Plunging oneself into CW’s Riverdale—streaming now on Netflix—means tolerating shades of pseudo-philosophizing by Jughead (Cole Sprouse), a vehement, fly-on-the-wall novelist setting the tone for each fifty-something minute episodes. Beyond these jerky starts, however, the show is genuinely rooted in its cognizance of paying homage to the classic Archie comics, albeit not without its own cinematic spritz of buff rugby players and promiscuous undertones.
Riverdale is a quaint, yet gruesome small town, plagued with the recent death of Cheryl Blossom’s beloved brother, sluggishly transforming itself into the teen-drama equivalent of murder mystery Broadchurch. Here, the show maintains its indecisiveness: branching off into peripheral domestic issues of each of the characters, while grasping on the notion that it isn’t gravitating too far from the murderer-on-the-loose plotline. The producers propel the narrative to magnify the significance of Jason Blossom’s slaughter to an almost implausible extent. Yet, here is where the actors portraying Archie, Betty, Veronica, and the rest of the gang bring forth their consistency: soldiering through the one-liners in the script to actually try and bring to life the nastiness of this decaying borough.
Coupled with the extremes of dictator-like parents or completely apathetic ones, it seems the two-dimensional character motivations can often leave them in unconstructive situations, complicating the familial affairs. Does Betty want to see Polly in person, her older sister that’s been exiled because she’s allegedly mentally unstable? Well, too bad, because her mother has a polar opposite view, and she stops at nothing in relaying her ominous presence. Later, once it’s discovered that Polly’s managed to escape from a glass window from a guarded asylum, she ends up attic-dwelling in her own home because of her adamant parents’ views on the pregnancy. I mean: allowing her to breathe for a moment is an impractical possibility when the tightly constructed agenda of the show rests on her banishment, and hence, the plot progression.
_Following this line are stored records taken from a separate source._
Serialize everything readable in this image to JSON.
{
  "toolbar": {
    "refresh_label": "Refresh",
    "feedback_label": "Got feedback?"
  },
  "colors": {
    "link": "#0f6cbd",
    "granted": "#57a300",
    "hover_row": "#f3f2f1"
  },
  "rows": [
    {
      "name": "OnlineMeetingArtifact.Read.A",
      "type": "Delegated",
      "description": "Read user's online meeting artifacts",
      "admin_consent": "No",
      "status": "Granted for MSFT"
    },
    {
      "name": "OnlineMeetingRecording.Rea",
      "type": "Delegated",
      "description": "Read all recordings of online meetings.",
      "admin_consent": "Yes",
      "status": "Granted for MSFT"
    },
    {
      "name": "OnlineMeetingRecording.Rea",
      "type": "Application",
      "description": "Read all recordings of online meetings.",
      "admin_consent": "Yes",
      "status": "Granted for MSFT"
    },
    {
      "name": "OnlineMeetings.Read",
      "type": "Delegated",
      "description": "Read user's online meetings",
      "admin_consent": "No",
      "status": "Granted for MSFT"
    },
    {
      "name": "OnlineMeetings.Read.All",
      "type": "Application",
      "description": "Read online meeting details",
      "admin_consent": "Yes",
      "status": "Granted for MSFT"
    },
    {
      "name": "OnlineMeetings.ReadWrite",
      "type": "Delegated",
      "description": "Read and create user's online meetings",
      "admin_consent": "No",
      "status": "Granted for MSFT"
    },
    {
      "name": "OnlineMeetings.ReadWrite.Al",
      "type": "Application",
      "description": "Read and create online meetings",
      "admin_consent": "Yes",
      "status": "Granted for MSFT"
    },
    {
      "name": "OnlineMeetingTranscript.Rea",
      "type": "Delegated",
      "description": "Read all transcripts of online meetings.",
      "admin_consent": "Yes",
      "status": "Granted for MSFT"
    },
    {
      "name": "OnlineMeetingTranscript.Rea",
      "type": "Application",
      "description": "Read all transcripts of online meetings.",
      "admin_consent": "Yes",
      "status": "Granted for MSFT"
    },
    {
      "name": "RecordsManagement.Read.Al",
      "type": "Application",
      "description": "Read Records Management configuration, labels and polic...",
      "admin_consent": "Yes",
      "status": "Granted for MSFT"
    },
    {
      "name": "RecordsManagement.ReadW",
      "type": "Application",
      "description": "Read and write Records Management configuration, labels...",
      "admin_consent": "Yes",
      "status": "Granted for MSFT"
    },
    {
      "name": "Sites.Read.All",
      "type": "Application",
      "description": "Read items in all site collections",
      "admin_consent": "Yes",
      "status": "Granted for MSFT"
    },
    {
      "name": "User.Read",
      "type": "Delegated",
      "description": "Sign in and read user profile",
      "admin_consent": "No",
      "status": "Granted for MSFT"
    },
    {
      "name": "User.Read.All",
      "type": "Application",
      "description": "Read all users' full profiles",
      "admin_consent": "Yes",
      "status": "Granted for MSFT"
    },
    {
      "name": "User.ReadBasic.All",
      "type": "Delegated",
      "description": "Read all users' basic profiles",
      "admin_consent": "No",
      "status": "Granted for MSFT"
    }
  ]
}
It’s flawed—but not to a fault. Riverdale does enough to keep you fastened into your seat. The casting is commendable, and the performances delivered deserve some recognition. The town begins to look familiar, almost homely—save for the unsettling, details of the events that took place that early morning on July 4th. With each episode, the intertwining of different fates leads to a further mélange of complicated undertakings. A robust sense of direction would be appreciated: petty sub-plots of complicated teen-parent relationships only serve as a distraction, though for the demographics of such a program, it is likely necessary. If this review lacks an emphasis on Archie, it’s because he never is the focal point of the show. I attribute this characteristic to the show-runners’ conscious understanding of the fact that fluidity is the key for Riverdale’s longevity on television. It seems the masses approve, considering it’s been renewed for a second season. For now, it remains a Friday night tradition to catch the latest episode with the extraordinary person that got me watching it in the first place.